Temperatures below the ocean surface have cooled steadily, with only the top 50 metres more than +1 °C warmer than normal. It is likely this is the coolest this top layer of ocean has been since January 2015. Atmospheric indicators reflect such changes in the ocean. For instance, the Southern Oscillation Index (SOI) has returned to weak El Niño levels. However, some indicators, such as cloudiness near the Date Line, have been slower to respond and still show a clear El Niño signal.

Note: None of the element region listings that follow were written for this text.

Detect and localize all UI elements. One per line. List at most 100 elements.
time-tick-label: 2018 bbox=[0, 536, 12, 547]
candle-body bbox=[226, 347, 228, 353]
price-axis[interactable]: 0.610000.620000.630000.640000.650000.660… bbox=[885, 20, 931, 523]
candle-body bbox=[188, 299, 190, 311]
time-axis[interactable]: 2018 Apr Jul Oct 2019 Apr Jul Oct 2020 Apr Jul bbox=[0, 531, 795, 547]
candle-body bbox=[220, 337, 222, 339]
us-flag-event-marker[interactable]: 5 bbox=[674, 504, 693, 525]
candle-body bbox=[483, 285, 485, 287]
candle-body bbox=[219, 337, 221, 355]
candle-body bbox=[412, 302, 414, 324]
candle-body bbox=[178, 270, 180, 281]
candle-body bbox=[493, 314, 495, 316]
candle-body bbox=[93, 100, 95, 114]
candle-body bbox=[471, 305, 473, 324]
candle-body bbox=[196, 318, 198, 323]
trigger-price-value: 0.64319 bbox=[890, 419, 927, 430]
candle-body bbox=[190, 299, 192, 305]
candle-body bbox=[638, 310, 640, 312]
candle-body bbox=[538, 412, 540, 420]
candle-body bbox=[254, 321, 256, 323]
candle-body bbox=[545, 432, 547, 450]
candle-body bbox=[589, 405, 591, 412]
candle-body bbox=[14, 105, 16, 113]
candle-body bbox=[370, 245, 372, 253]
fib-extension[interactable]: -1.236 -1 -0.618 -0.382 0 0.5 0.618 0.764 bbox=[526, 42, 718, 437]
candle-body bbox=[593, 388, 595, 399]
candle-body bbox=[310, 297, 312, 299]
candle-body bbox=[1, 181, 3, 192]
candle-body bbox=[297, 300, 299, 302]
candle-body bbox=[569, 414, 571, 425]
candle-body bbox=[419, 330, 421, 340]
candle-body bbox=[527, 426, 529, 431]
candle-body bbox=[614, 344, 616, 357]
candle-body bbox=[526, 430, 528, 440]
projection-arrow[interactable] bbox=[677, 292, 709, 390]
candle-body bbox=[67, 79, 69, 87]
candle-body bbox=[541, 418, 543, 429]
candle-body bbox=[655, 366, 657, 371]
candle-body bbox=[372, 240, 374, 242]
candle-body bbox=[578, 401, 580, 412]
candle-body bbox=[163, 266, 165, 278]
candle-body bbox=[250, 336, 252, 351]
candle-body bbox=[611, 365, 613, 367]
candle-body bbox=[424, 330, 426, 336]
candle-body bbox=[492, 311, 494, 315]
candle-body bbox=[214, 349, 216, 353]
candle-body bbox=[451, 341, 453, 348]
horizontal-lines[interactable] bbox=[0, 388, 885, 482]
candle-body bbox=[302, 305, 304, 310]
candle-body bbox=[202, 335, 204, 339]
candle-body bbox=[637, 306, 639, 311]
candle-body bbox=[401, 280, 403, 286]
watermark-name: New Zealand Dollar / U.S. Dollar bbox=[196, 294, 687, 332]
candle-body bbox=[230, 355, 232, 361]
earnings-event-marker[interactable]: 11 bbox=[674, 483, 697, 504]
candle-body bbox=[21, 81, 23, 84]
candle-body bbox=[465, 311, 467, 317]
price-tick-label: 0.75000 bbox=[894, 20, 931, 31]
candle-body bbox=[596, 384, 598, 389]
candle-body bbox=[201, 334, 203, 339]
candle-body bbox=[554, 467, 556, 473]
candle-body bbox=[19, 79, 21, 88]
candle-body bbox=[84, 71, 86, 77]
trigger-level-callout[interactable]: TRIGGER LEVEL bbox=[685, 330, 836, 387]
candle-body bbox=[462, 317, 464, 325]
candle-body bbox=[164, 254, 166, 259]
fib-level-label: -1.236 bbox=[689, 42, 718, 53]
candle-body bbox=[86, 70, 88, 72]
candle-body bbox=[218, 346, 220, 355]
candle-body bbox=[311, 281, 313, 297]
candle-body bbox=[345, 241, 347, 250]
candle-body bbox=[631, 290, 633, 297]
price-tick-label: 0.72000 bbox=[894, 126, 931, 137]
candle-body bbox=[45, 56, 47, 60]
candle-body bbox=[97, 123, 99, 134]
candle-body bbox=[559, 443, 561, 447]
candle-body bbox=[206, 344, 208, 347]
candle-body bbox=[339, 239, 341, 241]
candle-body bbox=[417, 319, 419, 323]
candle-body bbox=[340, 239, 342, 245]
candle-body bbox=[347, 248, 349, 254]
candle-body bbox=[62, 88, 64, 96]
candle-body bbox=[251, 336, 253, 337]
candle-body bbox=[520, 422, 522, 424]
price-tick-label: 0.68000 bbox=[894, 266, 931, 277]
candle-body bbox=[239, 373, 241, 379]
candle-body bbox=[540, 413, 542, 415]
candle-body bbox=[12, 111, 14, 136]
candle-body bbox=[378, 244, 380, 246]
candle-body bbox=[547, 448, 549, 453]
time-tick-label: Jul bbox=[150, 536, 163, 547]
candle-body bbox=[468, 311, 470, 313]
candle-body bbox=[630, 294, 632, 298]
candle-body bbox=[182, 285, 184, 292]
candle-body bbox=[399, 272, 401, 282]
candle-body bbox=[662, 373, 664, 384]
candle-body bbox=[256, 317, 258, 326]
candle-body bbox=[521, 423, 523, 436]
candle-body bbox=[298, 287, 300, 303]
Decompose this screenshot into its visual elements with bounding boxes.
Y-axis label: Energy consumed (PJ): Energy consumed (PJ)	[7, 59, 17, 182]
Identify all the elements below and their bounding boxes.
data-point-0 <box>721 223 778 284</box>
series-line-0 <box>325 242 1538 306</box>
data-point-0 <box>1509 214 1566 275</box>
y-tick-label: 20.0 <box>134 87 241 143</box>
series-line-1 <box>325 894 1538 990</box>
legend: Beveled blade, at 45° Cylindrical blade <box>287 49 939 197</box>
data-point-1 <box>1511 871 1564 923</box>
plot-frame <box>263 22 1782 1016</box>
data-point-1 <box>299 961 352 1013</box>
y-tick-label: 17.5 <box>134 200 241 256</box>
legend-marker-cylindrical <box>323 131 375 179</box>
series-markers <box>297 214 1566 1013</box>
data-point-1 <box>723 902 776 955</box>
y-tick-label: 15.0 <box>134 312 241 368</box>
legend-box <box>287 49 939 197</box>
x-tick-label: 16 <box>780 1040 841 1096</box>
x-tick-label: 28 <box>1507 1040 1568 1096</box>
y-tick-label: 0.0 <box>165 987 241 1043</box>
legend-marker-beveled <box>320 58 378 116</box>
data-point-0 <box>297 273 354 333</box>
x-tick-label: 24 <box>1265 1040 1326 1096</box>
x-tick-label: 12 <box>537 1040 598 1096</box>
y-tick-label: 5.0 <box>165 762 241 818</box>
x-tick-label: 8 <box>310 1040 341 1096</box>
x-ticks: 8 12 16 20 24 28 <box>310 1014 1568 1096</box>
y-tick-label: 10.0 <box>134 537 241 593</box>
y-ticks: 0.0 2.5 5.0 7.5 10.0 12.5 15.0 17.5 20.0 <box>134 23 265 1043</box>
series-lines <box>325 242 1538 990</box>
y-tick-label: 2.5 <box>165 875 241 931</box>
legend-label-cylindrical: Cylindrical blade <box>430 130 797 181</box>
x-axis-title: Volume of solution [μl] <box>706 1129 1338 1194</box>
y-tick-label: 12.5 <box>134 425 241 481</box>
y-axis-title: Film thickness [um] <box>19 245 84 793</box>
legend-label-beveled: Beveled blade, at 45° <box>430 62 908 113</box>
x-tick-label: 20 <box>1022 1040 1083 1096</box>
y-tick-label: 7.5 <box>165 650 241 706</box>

International climate models suggest El Niño will continue to weaken during the southern autumn, returning to neutral levels by mid-2016. For winter and spring, climate models suggest neutral and La Niña are equally likely. However, the accuracy of forecasts made at this time of year is lower than those at other times, and therefore some caution should be exercised.
Although the 2015–16 El Niño is weakening, it will continue to influence climate during the southern hemisphere autumn. In Australia, the breakdown of strong El Niño events has historically brought average to above average rainfall to many locations. However, northern Australia typically sees less rainfall than usual.
Australia's climate is also being influenced by record warm temperatures in the Indian Ocean. The warmth in the Indian Ocean may provide extra moisture for rain systems as they cross Australia during the southern autumn.